Non rimane il resoconto di quanto è avvenuto, ma l'ipotesi più attendibile fa pensare che il canto sia stato introdotto per onorare la Parola di Dio, fonte della vita spirituale nella comunità dei credenti. Onorare: non tanto in senso di rendere solenne la Parola e di riconoscerne il primato e l'importanza, quanto nel senso di un profondo rispetto per la Parola ineffabile. Parola ineffabile che squarcia il velo del mistero e permette di ascoltare nel silenzio la voce di D-i-o. Parola la cui profondità non è espressa dalle parole bensì dal silenzio dilatato e colorato dalla musica. Parola che grazie alla musica è sottratta all'arbitraria mediazione umana che fa di ogni suo lettore un interprete, un ponte di congiungimento ma anche una barriera insormontabile che nasconde e annulla la Parola nel brulicare delle chiacchiere.

Ad un certo momento nella liturgia la musica si ritrova di casa: umile ancella della Parola ne condivide il fulgore fascinoso. Il canto allora davvero incanta e apre all'orante le porte della contemplazione, della comunione con Dio. Il fattore scatenante che ha dato origine alla musica sacra sarebbe quindi un'esperienza mistica, il che non esclude altre con-cause quale, ad esempio, la necessità di proclamare la Parola con una sonorità ricca di armonici in modo da far correre la voce in ampi spazi e raggiungere così una cerchia più vasta di ascoltatori. È significativo il fatto che nella vita liturgica del passato non c'era Parola senza musica e, in un certo senso, non c'era musica se non con la Parola (la memoria va qui ai fatti recenti dell'Afghanistan e all'accanimento dei talebani contro la musica che si era resa autonoma dalla cantillazione del Corano).

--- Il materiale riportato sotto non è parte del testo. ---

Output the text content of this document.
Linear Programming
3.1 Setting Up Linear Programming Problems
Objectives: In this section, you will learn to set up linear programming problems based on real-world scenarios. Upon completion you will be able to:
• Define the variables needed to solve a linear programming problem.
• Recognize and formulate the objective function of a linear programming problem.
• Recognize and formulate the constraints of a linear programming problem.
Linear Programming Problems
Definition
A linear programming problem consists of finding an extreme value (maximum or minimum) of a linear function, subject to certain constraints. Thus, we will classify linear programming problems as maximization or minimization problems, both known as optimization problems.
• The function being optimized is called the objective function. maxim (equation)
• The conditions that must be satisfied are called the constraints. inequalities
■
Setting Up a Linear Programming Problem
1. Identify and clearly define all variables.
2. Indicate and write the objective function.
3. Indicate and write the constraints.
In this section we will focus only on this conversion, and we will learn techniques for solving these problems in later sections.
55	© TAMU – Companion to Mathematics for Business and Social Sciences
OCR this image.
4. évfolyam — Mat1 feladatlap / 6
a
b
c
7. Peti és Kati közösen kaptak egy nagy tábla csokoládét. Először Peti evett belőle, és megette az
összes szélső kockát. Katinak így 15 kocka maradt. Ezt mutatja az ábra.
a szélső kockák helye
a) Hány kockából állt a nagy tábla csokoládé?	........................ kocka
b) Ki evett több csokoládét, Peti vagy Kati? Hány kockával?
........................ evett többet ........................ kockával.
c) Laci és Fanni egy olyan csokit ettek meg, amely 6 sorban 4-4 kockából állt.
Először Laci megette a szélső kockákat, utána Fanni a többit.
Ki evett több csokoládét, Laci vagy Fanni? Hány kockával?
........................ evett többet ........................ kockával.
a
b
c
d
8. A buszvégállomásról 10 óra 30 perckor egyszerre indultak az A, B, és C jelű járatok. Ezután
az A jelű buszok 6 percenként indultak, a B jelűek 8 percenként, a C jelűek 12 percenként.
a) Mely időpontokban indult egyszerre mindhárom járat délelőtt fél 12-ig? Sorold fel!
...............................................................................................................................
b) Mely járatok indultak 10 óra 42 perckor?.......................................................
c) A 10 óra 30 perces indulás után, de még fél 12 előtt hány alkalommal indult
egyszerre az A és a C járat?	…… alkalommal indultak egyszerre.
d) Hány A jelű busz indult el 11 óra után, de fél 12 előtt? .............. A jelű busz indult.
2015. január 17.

Alcune osservazioni sulle origini del canto liturgico delle Chiese latine


Nell'anno "0" della storia della Chiesa la musica liturgica cristiana poteva festeggiare più o meno il suo duemillesimo compleanno. Le concezioni di fondo sull'impianto della liturgia (si pensi alle categorie di benedizione e di memoriale) e le strutture con gli stilemi principali del canto sono tra le più preziose eredità - sotto certi aspetti una vera e propria usurpazione - della tradizione ebraica in ambito cristiano. Intorno alla Parola, alla necessità di renderla accessibile e comprensibile, si è sviluppato tutto un sistema di toni di lettura (cantillazione). Man mano che le strutture liturgiche si sono sviluppate e hanno dato origine a molteplici azioni (ad esempio, la Messa ed i vespri), articolate in momenti rituali ben diversificati, anche la musica è stata sollecitata a dare un suo specifico contributo. Secoli di elaborazioni teologiche e di sperimenti musicali innestati su una piattaforma di base costituita dall'esperienza orante, hanno condotto alla configurazione dei singoli repertori adatti alle esigenze di ciascun rito proprio delle più importanti diocesi o regioni ecclesiastiche dell'Europa latina. Così, ad esempio, la liturgia mozarabica in Spagna era vivificata dal canto ispanico, nelle chiese galliche risuonava il canto gallicano, a Milano le melodie era attinte dal thesaurus ambrosiano. Probabilmente ad opera dei maestri della Schola Cantorum Romana, il repertorio locale dell'Urbe è stato rielaborato nella seconda metà del secolo VII secondo nuovi canoni estetici mutuasti in parte dalla propria esperienza personale, in parte dalle suggestioni provenienti del mondo gallico, dalla cultura bizantina e medio-orientale.3 Il risultato straordinario di questa operazione culturale senza precedenti è la redazione di un repertorio musicale di carattere universale la cui autorevolezza è stata sottolineata dall'attribuzione a papa san Gregorio Magno: il canto gregoriano.4


Gli sviluppi del repertorio liturgico tra integrazioni ed esclusioni


Strettamente vincolato all'impianto della liturgia,5 il canto sacro ha da sempre trovato il suo spazio vitale all'interno di un edificio rituale ben strutturato. Ciò ha permesso che si inserissero melodie in momenti in cui era possibile, come nel caso dei canti processionali della Messa che accompagnavano in particolare le due principali processioni, quella iniziale durante la quale si cantava l'introito con un salmo e quella della comunione, scandita dalla corrispondente antifona di comunione alternata ai versetti di un salmo.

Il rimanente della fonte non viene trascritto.